Strengthened by some superlative rum and raisin fudge, we began the gruelling climb up from Stanton, which we just took slowly, steadily and with many breaks for breathing. It was after this that we got our first glimpse of Broadway Tower on the horizon. The end was in sight! By now, it was late afternoon and there was a slight chill in the air: a sense of the approaching evening. Unfortunately, the lack of a sign just where we needed it, combined with our exhausted brains, meant that we took a wrong turn and walked for about half an hour away from Broadway, instead of towards it. There was a horrible moment of realisation when we cross-referenced our map with a footpath app and realised we (I) had been looking at it upside down.
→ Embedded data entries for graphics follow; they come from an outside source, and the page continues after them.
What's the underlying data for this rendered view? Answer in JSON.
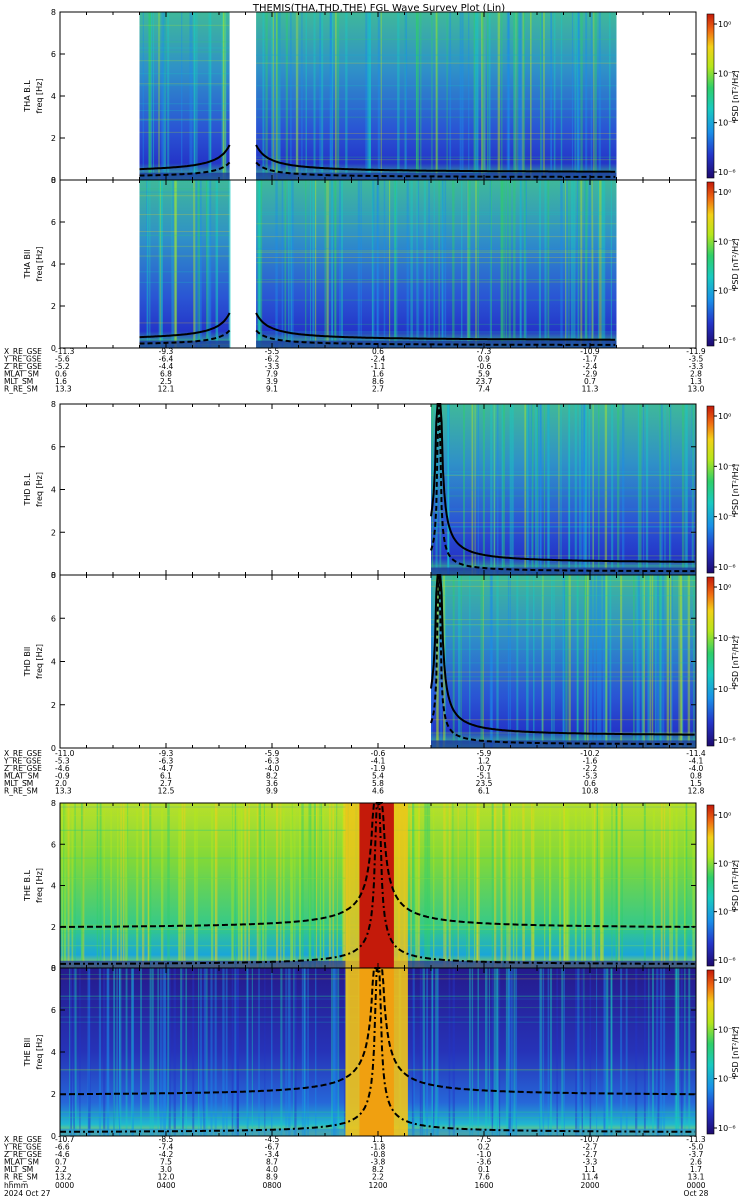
{
  "title": "THEMIS(THA,THD,THE) FGL Wave Survey Plot (Lin)",
  "colorbar": {
    "label": "PSD [nT²/Hz]",
    "ticks": [
      "10⁰",
      "10⁻²",
      "10⁻⁴",
      "10⁻⁶"
    ],
    "ticks_panel6": [
      "10⁰",
      "10⁻²",
      "10⁻⁴",
      "10⁻⁶"
    ]
  },
  "chart_data": {
    "type": "heatmap",
    "freq_axis": {
      "label": "freq [Hz]",
      "ylim": [
        0,
        8
      ],
      "ticks": [
        "0",
        "2",
        "4",
        "6",
        "8"
      ]
    },
    "time_axis": {
      "start": "2024-10-27 00:00",
      "end": "2024-10-28 00:00",
      "ticks_hhmm": [
        "0000",
        "0400",
        "0800",
        "1200",
        "1600",
        "2000",
        "0000"
      ],
      "ticks_date": [
        "2024 Oct 27",
        "",
        "",
        "",
        "",
        "",
        "Oct 28"
      ]
    },
    "panels": [
      {
        "label": "THA B.L",
        "probe": "THA",
        "component": "B.L",
        "data_hours": [
          [
            3.0,
            6.4
          ],
          [
            7.4,
            21.0
          ]
        ],
        "style": "sparse"
      },
      {
        "label": "THA Bll",
        "probe": "THA",
        "component": "Bll",
        "data_hours": [
          [
            3.0,
            6.4
          ],
          [
            7.4,
            21.0
          ]
        ],
        "style": "sparse"
      },
      {
        "label": "THD B.L",
        "probe": "THD",
        "component": "B.L",
        "data_hours": [
          [
            14.0,
            24.0
          ]
        ],
        "style": "sparse"
      },
      {
        "label": "THD Bll",
        "probe": "THD",
        "component": "Bll",
        "data_hours": [
          [
            14.0,
            24.0
          ]
        ],
        "style": "sparse"
      },
      {
        "label": "THE B.L",
        "probe": "THE",
        "component": "B.L",
        "data_hours": [
          [
            0.0,
            24.0
          ]
        ],
        "style": "strong"
      },
      {
        "label": "THE Bll",
        "probe": "THE",
        "component": "Bll",
        "data_hours": [
          [
            0.0,
            24.0
          ]
        ],
        "style": "mixed"
      }
    ],
    "ephemeris": [
      {
        "probe": "THA",
        "rows": [
          {
            "name": "X_RE_GSE",
            "values": [
              "-11.3",
              "-9.3",
              "-5.5",
              "0.6",
              "-7.3",
              "-10.9",
              "-11.9"
            ]
          },
          {
            "name": "Y_RE_GSE",
            "values": [
              "-5.6",
              "-6.4",
              "-6.2",
              "-2.4",
              "0.9",
              "-1.7",
              "-3.5"
            ]
          },
          {
            "name": "Z_RE_GSE",
            "values": [
              "-5.2",
              "-4.4",
              "-3.3",
              "-1.1",
              "-0.6",
              "-2.4",
              "-3.3"
            ]
          },
          {
            "name": "MLAT_SM",
            "values": [
              "0.6",
              "6.8",
              "7.9",
              "1.6",
              "5.9",
              "-2.9",
              "2.8"
            ]
          },
          {
            "name": "MLT_SM",
            "values": [
              "1.6",
              "2.5",
              "3.9",
              "8.6",
              "23.7",
              "0.7",
              "1.3"
            ]
          },
          {
            "name": "R_RE_SM",
            "values": [
              "13.3",
              "12.1",
              "9.1",
              "2.7",
              "7.4",
              "11.3",
              "13.0"
            ]
          }
        ]
      },
      {
        "probe": "THD",
        "rows": [
          {
            "name": "X_RE_GSE",
            "values": [
              "-11.0",
              "-9.3",
              "-5.9",
              "-0.6",
              "-5.9",
              "-10.2",
              "-11.4"
            ]
          },
          {
            "name": "Y_RE_GSE",
            "values": [
              "-5.3",
              "-6.3",
              "-6.3",
              "-4.1",
              "1.2",
              "-1.6",
              "-4.1"
            ]
          },
          {
            "name": "Z_RE_GSE",
            "values": [
              "-4.6",
              "-4.7",
              "-4.0",
              "-1.9",
              "-0.7",
              "-2.2",
              "-4.0"
            ]
          },
          {
            "name": "MLAT_SM",
            "values": [
              "-0.9",
              "6.1",
              "8.2",
              "5.4",
              "-5.1",
              "-5.3",
              "0.8"
            ]
          },
          {
            "name": "MLT_SM",
            "values": [
              "2.0",
              "2.7",
              "3.6",
              "5.8",
              "23.5",
              "0.6",
              "1.5"
            ]
          },
          {
            "name": "R_RE_SM",
            "values": [
              "13.3",
              "12.5",
              "9.9",
              "4.6",
              "6.1",
              "10.8",
              "12.8"
            ]
          }
        ]
      },
      {
        "probe": "THE",
        "rows": [
          {
            "name": "X_RE_GSE",
            "values": [
              "-10.7",
              "-8.5",
              "-4.5",
              "1.1",
              "-7.5",
              "-10.7",
              "-11.3"
            ]
          },
          {
            "name": "Y_RE_GSE",
            "values": [
              "-6.6",
              "-7.4",
              "-6.7",
              "-1.8",
              "0.2",
              "-2.7",
              "-5.0"
            ]
          },
          {
            "name": "Z_RE_GSE",
            "values": [
              "-4.6",
              "-4.2",
              "-3.4",
              "-0.8",
              "-1.0",
              "-2.7",
              "-3.7"
            ]
          },
          {
            "name": "MLAT_SM",
            "values": [
              "0.7",
              "7.5",
              "8.7",
              "-3.8",
              "-3.6",
              "-3.3",
              "2.6"
            ]
          },
          {
            "name": "MLT_SM",
            "values": [
              "2.2",
              "3.0",
              "4.0",
              "8.2",
              "0.1",
              "1.1",
              "1.7"
            ]
          },
          {
            "name": "R_RE_SM",
            "values": [
              "13.2",
              "12.0",
              "8.9",
              "2.2",
              "7.6",
              "11.4",
              "13.1"
            ]
          }
        ]
      }
    ]
  }
}
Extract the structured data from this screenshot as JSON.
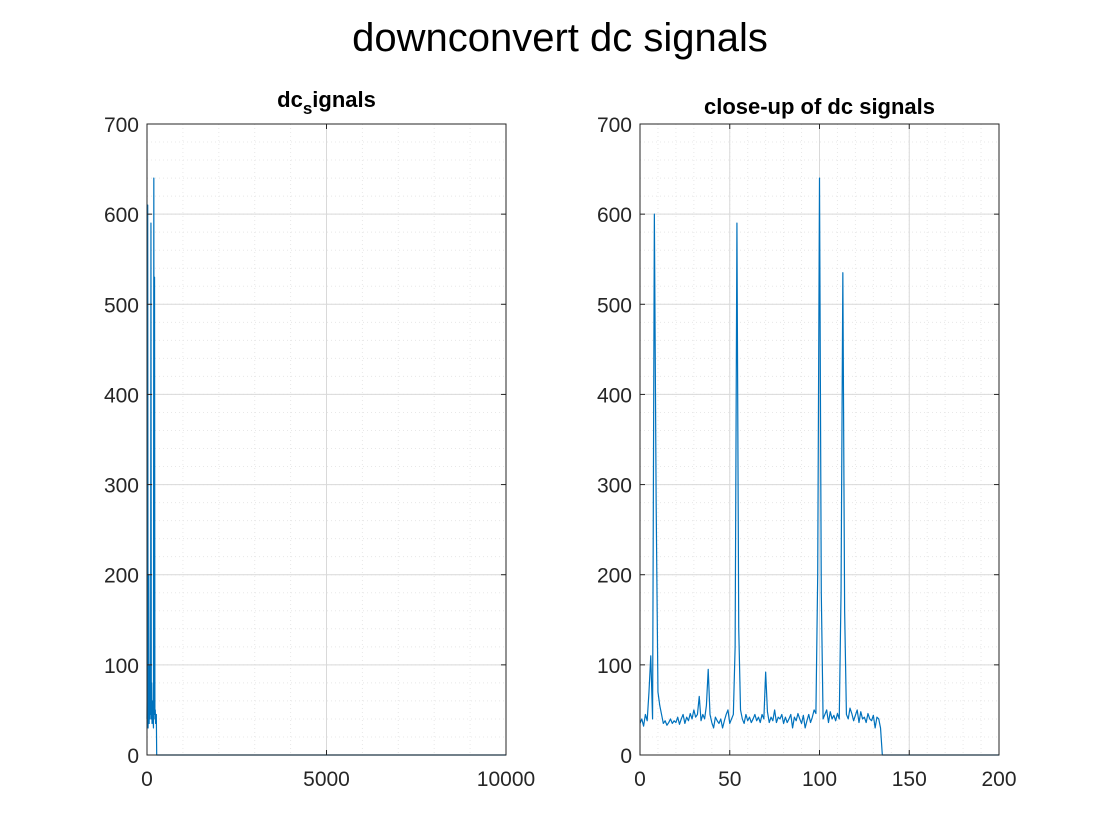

On the verge of begging to be picked up by Caralyn’s Mum and driven to the Tower, we decided instead to find an alternative route, which Google Maps said would be another 50 minutes. We felt we just about had that much left in us, so we set off through nearby Snowshill – another impossibly perfect village – and down a busy main road until we reached a small, side road, that Google promised would lead to the Tower. We had to take Google’s word for it as the Tower had been invisible ever since that brief first sighting, so there was no sense of anticipation or hope. In fact there was only dismay as the road turned sharply upwards and became a very steep hill. Reaching the top of that, we turned a corner only to be confronted with another very steep hill. And then yet another. Our breaks for breathing became ever more frequent, the Tower remained invisible, and we were literally clinging in blind faith to Google’s assertion that we had “0.4…0.3….0.2 miles left”. Eventually we reached a sign proclaiming “Broadway Tower” and a carpark… (but still no sign of anything Tower-like). Then – at last – there it was: a magnificent, unforgettable sight. (As the man said earlier: it was very nice).
The light was beginning to fade, the clouds were slowly gathering, and there were panoramic views over goodness knows how many counties. After a journey of 37 miles and a combined climb of 5,179 feet) we had finally reached the Tower.